Add packaging pipeline for CUDA plugin EP (#28152)
## Description
This PR adds an Azure Pipelines packaging flow for the CUDA plugin EP,
following the existing WebGPU plugin packaging pipeline pattern. The new
pipeline can package Windows x64 and Linux x64 builds for both CUDA 12.8
and 13.0, and optionally package Linux aarch64 builds when CUDA 13.0 is
selected.
The flow is parameterized for CUDA version, package version, build type,
and Python configuration so the packaging matrix can be expanded without
duplicating pipeline logic. It also adds validation to reject
unsupported combinations such as Linux aarch64 with CUDA 12.8.
## Summary of Changes
### Azure Pipelines packaging flow
| File | Change |
|---|---|
| `tools/ci_build/github/azure-pipelines/plugin-cuda-pipeline.yml` |
Adds the top-level official pipeline with CUDA 12.8/13.0 selection,
package/build-type validation, and aarch64 gating for CUDA 13.0 only. |
|
`tools/ci_build/github/azure-pipelines/stages/plugin-cuda-packaging-stage.yml`
| Adds the packaging orchestrator that fans out per-platform/per-Python
build stages and merges Linux artifacts. |
|
`tools/ci_build/github/azure-pipelines/stages/plugin-linux-cuda-stage.yml`
| Adds the Linux packaging stage template for x64 and aarch64,
parameterized by CUDA version, Python executable, Docker image, and CUDA
architectures. |
|
`tools/ci_build/github/azure-pipelines/stages/plugin-win-cuda-stage.yml`
| Adds the Windows packaging stage template with CUDA-version-specific
SDK setup and CUDA 13.0 cuDNN handling. |
### Linux build script
| File | Change |
|---|---|
| `tools/ci_build/github/linux/build_cuda_plugin_package.sh` | Adds a
Docker-based CUDA plugin packaging script with parameters for build
config, Python executable, CUDA version, and `CMAKE_CUDA_ARCHITECTURES`.
|
### Packaging behavior
- Supports `cuda_version` = `12.8` or `13.0`.

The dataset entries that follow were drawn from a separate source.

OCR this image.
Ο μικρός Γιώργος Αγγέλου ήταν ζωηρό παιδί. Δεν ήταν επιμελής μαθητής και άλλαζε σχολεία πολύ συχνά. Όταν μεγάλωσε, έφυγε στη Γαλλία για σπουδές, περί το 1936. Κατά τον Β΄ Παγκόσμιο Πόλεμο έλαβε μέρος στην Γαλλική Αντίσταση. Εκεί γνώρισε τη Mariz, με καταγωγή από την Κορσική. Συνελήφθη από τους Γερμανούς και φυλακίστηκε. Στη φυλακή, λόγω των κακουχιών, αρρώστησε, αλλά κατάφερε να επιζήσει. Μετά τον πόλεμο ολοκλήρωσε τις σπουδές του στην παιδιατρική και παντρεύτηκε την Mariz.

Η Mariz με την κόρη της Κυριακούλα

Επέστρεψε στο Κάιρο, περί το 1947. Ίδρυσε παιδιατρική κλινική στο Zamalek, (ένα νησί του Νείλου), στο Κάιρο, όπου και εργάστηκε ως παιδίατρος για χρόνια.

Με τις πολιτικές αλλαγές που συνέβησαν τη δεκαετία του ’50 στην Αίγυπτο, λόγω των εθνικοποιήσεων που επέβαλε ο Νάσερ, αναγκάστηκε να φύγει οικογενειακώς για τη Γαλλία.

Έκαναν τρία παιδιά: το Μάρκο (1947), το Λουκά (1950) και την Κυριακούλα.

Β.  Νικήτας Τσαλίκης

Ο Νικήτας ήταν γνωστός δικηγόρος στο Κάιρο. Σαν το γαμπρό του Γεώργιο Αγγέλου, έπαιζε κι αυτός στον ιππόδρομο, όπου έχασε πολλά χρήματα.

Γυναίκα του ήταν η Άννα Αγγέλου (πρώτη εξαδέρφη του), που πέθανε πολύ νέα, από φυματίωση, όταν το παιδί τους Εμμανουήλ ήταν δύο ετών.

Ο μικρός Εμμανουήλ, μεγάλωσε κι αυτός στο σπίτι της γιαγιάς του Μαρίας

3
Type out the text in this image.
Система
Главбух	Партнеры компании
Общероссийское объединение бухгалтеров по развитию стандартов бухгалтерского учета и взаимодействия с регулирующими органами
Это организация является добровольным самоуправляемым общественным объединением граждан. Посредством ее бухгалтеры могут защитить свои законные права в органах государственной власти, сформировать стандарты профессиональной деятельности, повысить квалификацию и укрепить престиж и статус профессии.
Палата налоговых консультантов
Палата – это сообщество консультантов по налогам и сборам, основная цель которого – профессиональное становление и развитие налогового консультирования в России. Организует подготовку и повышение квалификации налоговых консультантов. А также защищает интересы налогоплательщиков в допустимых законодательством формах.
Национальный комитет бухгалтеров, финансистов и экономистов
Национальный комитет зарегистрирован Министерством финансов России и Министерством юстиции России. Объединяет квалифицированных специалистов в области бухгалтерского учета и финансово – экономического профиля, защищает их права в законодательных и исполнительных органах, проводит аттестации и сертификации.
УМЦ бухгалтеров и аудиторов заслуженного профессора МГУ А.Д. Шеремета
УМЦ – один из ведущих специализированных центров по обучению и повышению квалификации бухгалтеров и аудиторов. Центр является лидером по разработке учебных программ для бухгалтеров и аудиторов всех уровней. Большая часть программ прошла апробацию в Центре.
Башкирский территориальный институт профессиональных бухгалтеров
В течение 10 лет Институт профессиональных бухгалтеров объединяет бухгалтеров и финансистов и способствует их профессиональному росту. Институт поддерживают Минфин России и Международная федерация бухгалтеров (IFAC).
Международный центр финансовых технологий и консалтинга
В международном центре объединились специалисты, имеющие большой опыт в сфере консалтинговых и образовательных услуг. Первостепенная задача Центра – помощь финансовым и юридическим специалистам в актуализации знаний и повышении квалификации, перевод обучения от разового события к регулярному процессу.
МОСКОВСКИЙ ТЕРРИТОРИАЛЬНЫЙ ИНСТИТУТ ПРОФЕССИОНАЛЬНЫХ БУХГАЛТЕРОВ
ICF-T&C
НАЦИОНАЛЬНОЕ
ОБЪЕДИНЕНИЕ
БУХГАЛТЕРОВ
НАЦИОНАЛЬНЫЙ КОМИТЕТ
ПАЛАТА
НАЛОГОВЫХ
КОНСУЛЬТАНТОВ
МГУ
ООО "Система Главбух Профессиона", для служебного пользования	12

- Restricts Linux aarch64 packaging to CUDA 13.0 because the aarch64
CUDA Docker image is only available for CUDA 13.x.
- Uses CUDA-version-specific Docker base images and CUDA architecture
lists.
- Threads Python configuration through the Linux packaging path so
wheel-producing builds can be selected per Python version.
- Merges Linux per-version artifacts into a combined Linux artifact for
downstream consumption.
## Testing
- Not run locally. This change adds CI pipeline definitions and
packaging scripts only.
## Motivation and Context
The CUDA plugin EP already has GitHub Actions CI coverage for Linux and
Windows builds, but it did not yet have a matching Azure Pipelines
packaging flow like the WebGPU plugin EP. Adding this packaging pipeline
makes it possible to publish packaged CUDA plugin artifacts through the
same official packaging infrastructure, while also supporting the newer
CUDA 13.0 configuration and Linux aarch64 packaging where the required
Docker image exists.
## Checklist
- [x] Tests added/updated or not required
- [x] Documentation updated or not applicable
- [x] No breaking changes
- [ ] CI passes